Rich Silver, whose property has an electric fence, said he wants dog owners to be more responsible on the island.
"People have a mentality that since it's Daufuskie, there's no rules, no laws, it's like the Wild West, and people can come in and do anything they want," he said.
Menzies and his wife retrieved their dogs in a golf cart and left the Fuskie Lane home, according to a Beaufort County Sheriff's Office report on the incident. They will be cited by Beaufort County Animal Control for animals running at large, Sgt. Robin McIntosh said.
However, Animal Control has no authority to go to Savannah to assess the dogs, Daisy and Duke, for aggression, according to county spokeswoman Joy Nelson.

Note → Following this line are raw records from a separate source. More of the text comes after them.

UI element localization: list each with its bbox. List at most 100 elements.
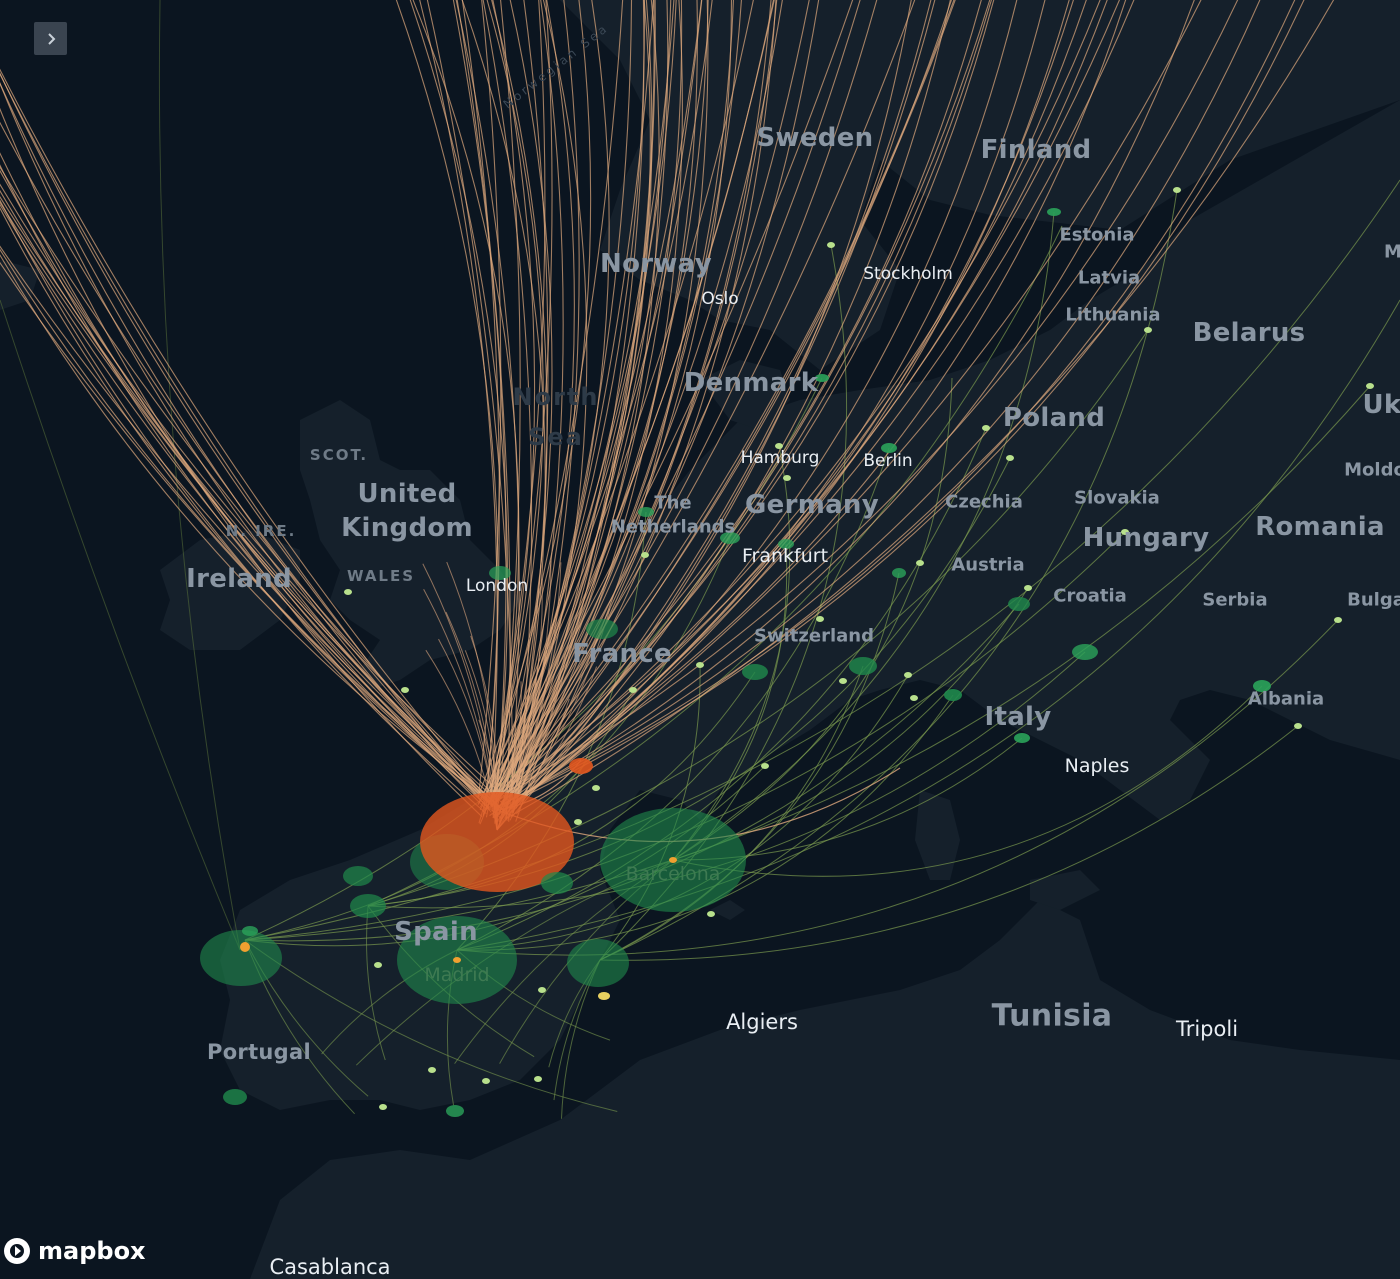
flow-arc-primary xyxy=(395,0,499,817)
node-milan xyxy=(944,689,962,701)
label-m-edge: M xyxy=(1384,241,1400,263)
label-berlin: Berlin xyxy=(863,451,913,471)
label-madrid: Madrid xyxy=(424,964,490,986)
flow-endpoint-dot xyxy=(374,962,382,968)
label-switzerland: Switzerland xyxy=(754,625,874,647)
mapbox-attribution[interactable]: mapbox xyxy=(2,1236,146,1266)
chevron-right-icon xyxy=(47,32,55,45)
label-london: London xyxy=(465,576,529,596)
label-moldova: Moldo xyxy=(1344,459,1400,481)
flow-endpoint-dot xyxy=(816,616,824,622)
mapbox-logo-icon xyxy=(4,1238,30,1264)
node-madrid-center xyxy=(453,957,461,963)
label-italy: Italy xyxy=(984,702,1052,732)
node-lisbon xyxy=(242,926,258,936)
label-the: The xyxy=(654,492,692,514)
label-hungary: Hungary xyxy=(1082,523,1210,553)
flow-layer xyxy=(0,0,1400,1119)
label-oslo: Oslo xyxy=(701,289,739,309)
label-ireland: Ireland xyxy=(186,564,292,594)
label-norway: Norway xyxy=(600,249,712,279)
label-belarus: Belarus xyxy=(1192,318,1306,348)
flow-arc-primary xyxy=(0,73,492,813)
panel-toggle-button[interactable] xyxy=(34,22,67,55)
label-croatia: Croatia xyxy=(1053,585,1127,607)
label-sweden: Sweden xyxy=(756,123,874,153)
flow-endpoint-dot xyxy=(910,695,918,701)
flow-arc-secondary xyxy=(0,299,241,951)
flow-arc-primary xyxy=(0,121,499,812)
flow-arc-secondary xyxy=(672,685,1263,877)
label-sea-north: North xyxy=(512,383,600,411)
node-santander-1 xyxy=(350,894,386,918)
node-santander-2 xyxy=(343,866,373,886)
flow-endpoint-dot xyxy=(574,819,582,825)
label-albania: Albania xyxy=(1247,688,1325,710)
node-alicante xyxy=(598,992,610,1000)
node-valencia xyxy=(567,939,629,987)
label-ukraine: Uk xyxy=(1362,390,1400,420)
flow-arc-primary xyxy=(419,0,498,802)
flow-endpoint-dot xyxy=(916,560,924,566)
flow-endpoint-dot xyxy=(629,687,637,693)
label-naples: Naples xyxy=(1064,755,1130,777)
flow-endpoint-dot xyxy=(1173,187,1181,193)
flow-arc-primary xyxy=(409,0,509,816)
node-zaragoza xyxy=(541,872,573,894)
flow-endpoint-dot xyxy=(1144,327,1152,333)
flow-endpoint-dot xyxy=(982,425,990,431)
label-france: France xyxy=(572,639,672,669)
label-slovakia: Slovakia xyxy=(1074,487,1160,509)
flow-endpoint-dot xyxy=(344,589,352,595)
flow-endpoint-dot xyxy=(783,475,791,481)
flow-endpoint-dot xyxy=(534,1076,542,1082)
mapbox-wordmark: mapbox xyxy=(38,1237,146,1265)
label-n-ireland: N. IRE. xyxy=(225,522,297,540)
node-seville xyxy=(446,1105,464,1117)
flow-endpoint-dot xyxy=(1334,617,1342,623)
flow-arc-primary xyxy=(0,82,493,808)
label-serbia: Serbia xyxy=(1202,589,1268,611)
flow-endpoint-dot xyxy=(827,242,835,248)
map-canvas[interactable]: Norwegian Sea North Sea Sweden Finland N… xyxy=(0,0,1400,1279)
label-czechia: Czechia xyxy=(945,491,1023,513)
flow-endpoint-dot xyxy=(592,785,600,791)
flow-arc-primary xyxy=(0,82,491,811)
label-bulgaria: Bulga xyxy=(1347,589,1400,611)
label-portugal: Portugal xyxy=(207,1040,311,1064)
node-portugal-north xyxy=(200,930,282,986)
node-faro xyxy=(223,1089,247,1105)
node-ljubljana xyxy=(1008,597,1030,611)
label-denmark: Denmark xyxy=(683,368,819,398)
flow-arc-primary xyxy=(0,68,498,810)
label-spain: Spain xyxy=(394,917,478,947)
node-helsinki xyxy=(1047,208,1061,216)
flow-endpoint-dot xyxy=(839,678,847,684)
label-algiers: Algiers xyxy=(726,1010,798,1034)
label-barcelona: Barcelona xyxy=(625,863,721,885)
label-finland: Finland xyxy=(980,135,1092,165)
label-frankfurt: Frankfurt xyxy=(741,545,829,567)
label-estonia: Estonia xyxy=(1059,224,1135,246)
node-brussels xyxy=(638,507,654,517)
node-paris xyxy=(586,619,618,639)
node-bordeaux xyxy=(569,758,593,774)
flow-endpoint-dot xyxy=(707,911,715,917)
flow-endpoint-dot xyxy=(641,552,649,558)
label-scotland: SCOT. xyxy=(309,446,369,464)
label-sea-sea: Sea xyxy=(528,423,584,451)
label-romania: Romania xyxy=(1255,512,1385,542)
flow-arc-primary xyxy=(426,0,513,798)
label-lithuania: Lithuania xyxy=(1065,304,1161,326)
node-rome xyxy=(1014,733,1030,743)
label-latvia: Latvia xyxy=(1077,267,1141,289)
label-netherlands: Netherlands xyxy=(610,516,736,538)
node-oporto xyxy=(240,942,250,952)
flow-endpoint-dot xyxy=(379,1104,387,1110)
label-stockholm: Stockholm xyxy=(863,264,953,284)
label-poland: Poland xyxy=(1002,403,1106,433)
arcs-primary xyxy=(0,0,1335,843)
label-casablanca: Casablanca xyxy=(269,1255,391,1279)
flow-endpoint-dot xyxy=(761,763,769,769)
label-tunisia: Tunisia xyxy=(991,998,1113,1034)
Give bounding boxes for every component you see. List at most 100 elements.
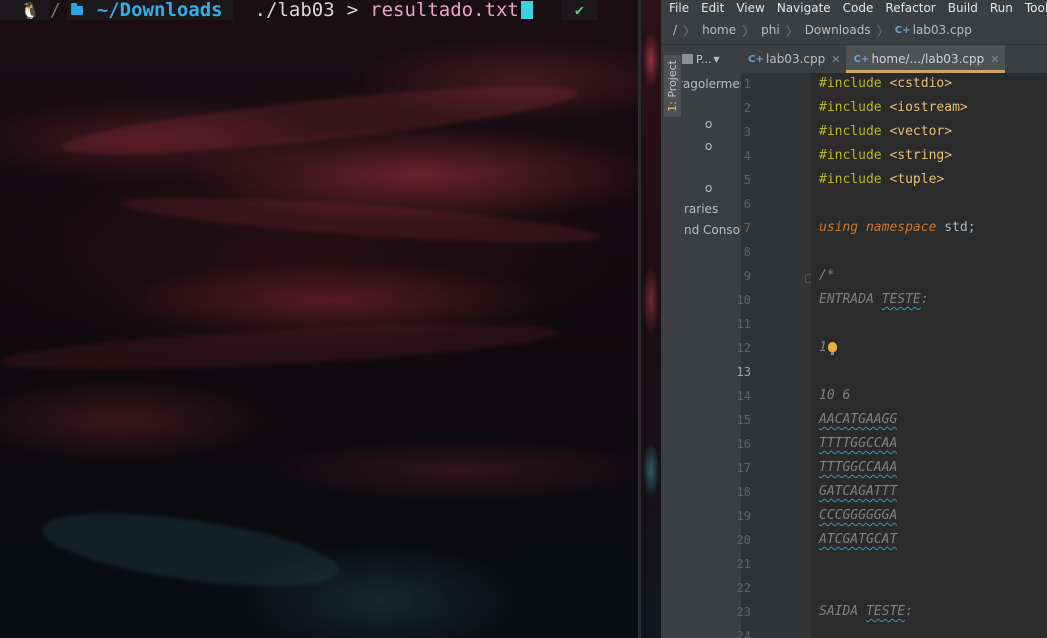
chevron-right-icon: 〉 [785, 24, 799, 40]
code-token: TTTGGCCAAA [819, 460, 898, 475]
code-token: #include [819, 76, 890, 91]
code-token: #include [819, 172, 890, 187]
project-view-selector[interactable]: P... ▼ [682, 49, 741, 69]
tool-window-strip: 1: Project [661, 45, 683, 638]
menu-edit[interactable]: Edit [693, 1, 728, 15]
code-line: SAIDA TESTE: [819, 604, 913, 619]
code-line: TTTTGGCCAA [819, 436, 897, 451]
line-number: 1 [743, 77, 751, 91]
line-number: 15 [736, 413, 751, 427]
code-token: : [905, 604, 913, 619]
breadcrumb-home[interactable]: home [697, 23, 741, 37]
prompt-separator: / [49, 0, 61, 21]
command-text[interactable]: ./lab03 [255, 0, 335, 21]
check-icon: ✔ [560, 0, 598, 20]
code-token: AACATGAAGG [819, 412, 898, 427]
code-token: <tuple> [889, 172, 945, 187]
code-line: ENTRADA TESTE: [819, 292, 929, 307]
command-argument[interactable]: resultado.txt [370, 0, 519, 21]
menu-refactor[interactable]: Refactor [877, 1, 939, 15]
code-token: #include [819, 124, 890, 139]
tab-home-lab03[interactable]: C+ home/.../lab03.cpp ✕ [846, 45, 1006, 73]
project-icon [682, 54, 693, 64]
code-token: : [920, 292, 929, 307]
menu-view[interactable]: View [728, 1, 768, 15]
line-number: 4 [743, 149, 751, 163]
line-number: 3 [743, 125, 751, 139]
tab-lab03[interactable]: C+ lab03.cpp ✕ [741, 45, 846, 73]
code-token: /* [819, 268, 835, 283]
line-number: 23 [736, 605, 751, 619]
code-editor[interactable]: #include <cstdio> #include <iostream> #inc… [811, 73, 1047, 638]
menu-file[interactable]: File [661, 1, 693, 15]
breadcrumb-file[interactable]: C+ lab03.cpp [891, 23, 977, 37]
close-icon[interactable]: ✕ [831, 53, 840, 66]
code-line: AACATGAAGG [819, 412, 897, 427]
code-line: ATCGATGCAT [819, 532, 897, 547]
line-number: 19 [736, 509, 751, 523]
code-token: TESTE [881, 292, 921, 307]
line-number: 24 [736, 629, 751, 638]
menu-bar: File Edit View Navigate Code Refactor Bu… [661, 0, 1047, 16]
lightbulb-icon[interactable] [827, 342, 837, 355]
code-token: CCCGGGGGGA [819, 508, 898, 523]
chevron-right-icon: 〉 [742, 24, 756, 40]
cpp-file-icon: C+ [748, 53, 764, 65]
editor-tab-bar: C+ lab03.cpp ✕ C+ home/.../lab03.cpp ✕ [741, 45, 1047, 74]
code-token: 10 6 [819, 388, 851, 403]
close-icon[interactable]: ✕ [990, 53, 999, 66]
breadcrumb-downloads[interactable]: Downloads [800, 23, 876, 37]
code-line: CCCGGGGGGA [819, 508, 897, 523]
menu-navigate[interactable]: Navigate [769, 1, 835, 15]
project-view-label: P... [696, 52, 712, 66]
line-number: 7 [743, 221, 751, 235]
chevron-right-icon: 〉 [876, 24, 890, 40]
menu-run[interactable]: Run [982, 1, 1017, 15]
tab-label: lab03.cpp [766, 52, 826, 66]
cpp-file-icon: C+ [894, 24, 911, 36]
project-tool-button[interactable]: 1: Project [664, 55, 681, 117]
code-line: 10 6 [819, 388, 850, 403]
folder-icon [70, 2, 83, 15]
linux-tux-icon: 🐧 [0, 0, 50, 20]
tool-number: 1: [666, 101, 679, 112]
code-line: 1 [819, 340, 837, 355]
cpp-file-icon: C+ [853, 53, 870, 65]
terminal-prompt: 🐧 / ~/Downloads ./lab03 > resultado.txt … [0, 0, 598, 21]
code-token: <vector> [889, 124, 953, 139]
dropdown-arrow-icon: ▼ [713, 54, 720, 64]
redirect-operator[interactable]: > [347, 0, 358, 21]
code-line: #include <iostream> [819, 100, 968, 115]
code-line: #include <tuple> [819, 172, 944, 187]
line-number-gutter[interactable]: 1 2 3 4 5 6 7 8 9 10 11 12 13 14 15 16 17 18 19 20 21 22 23 24 [737, 73, 814, 638]
code-token: using namespace [819, 220, 945, 235]
code-line: GATCAGATTT [819, 484, 897, 499]
line-number: 9 [743, 269, 751, 283]
code-token: TTTTGGCCAA [819, 436, 898, 451]
text-cursor [520, 1, 533, 19]
code-line: #include <vector> [819, 124, 952, 139]
code-token: <cstdio> [889, 76, 953, 91]
code-token: GATCAGATTT [819, 484, 898, 499]
code-line: using namespace std; [819, 220, 976, 235]
code-token: #include [819, 148, 890, 163]
line-number: 10 [736, 293, 751, 307]
breadcrumb-root[interactable]: / [661, 23, 682, 37]
line-number: 5 [743, 173, 751, 187]
menu-build[interactable]: Build [940, 1, 982, 15]
line-number: 20 [736, 533, 751, 547]
code-line: #include <cstdio> [819, 76, 952, 91]
directory-path: ~/Downloads [96, 0, 223, 21]
code-token: 1 [819, 340, 827, 355]
breadcrumb-phi[interactable]: phi [756, 23, 785, 37]
code-token: TESTE [865, 604, 906, 619]
code-token: ATCGATGCAT [819, 532, 898, 547]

Menzies said his pets had never been never violent before. However, his wife received a citation from the Savannah-Chatham Metropolitan Police Department in a December 2012 incident, in which the dogs got out of their electric fence and killed a neighbor's cat, the police report said.
"Apparently these people were aware there were aggression issues with these dogs," Silver said. "It's one thing if they're in their own neighborhood where they're familiar, but not to bring them to someone else's neighborhood and let them run free."
Menzies said he did not consider his dogs dangerous after the 2012 incident because it was in their nature to chase cats, squirrels and birds. However, he said the attack March 13 was unacceptable and prompted him to euthanize Duke, who Menzies said was the more aggressive dog in the incident and might have been acting in defense of Daisy.
"We're very sorry about what happened, and there's nothing I can do to take it back," Menzies said.
"The whole thing would have been prevented if all the dogs were on leashes -- our dogs, their dogs, all the dogs."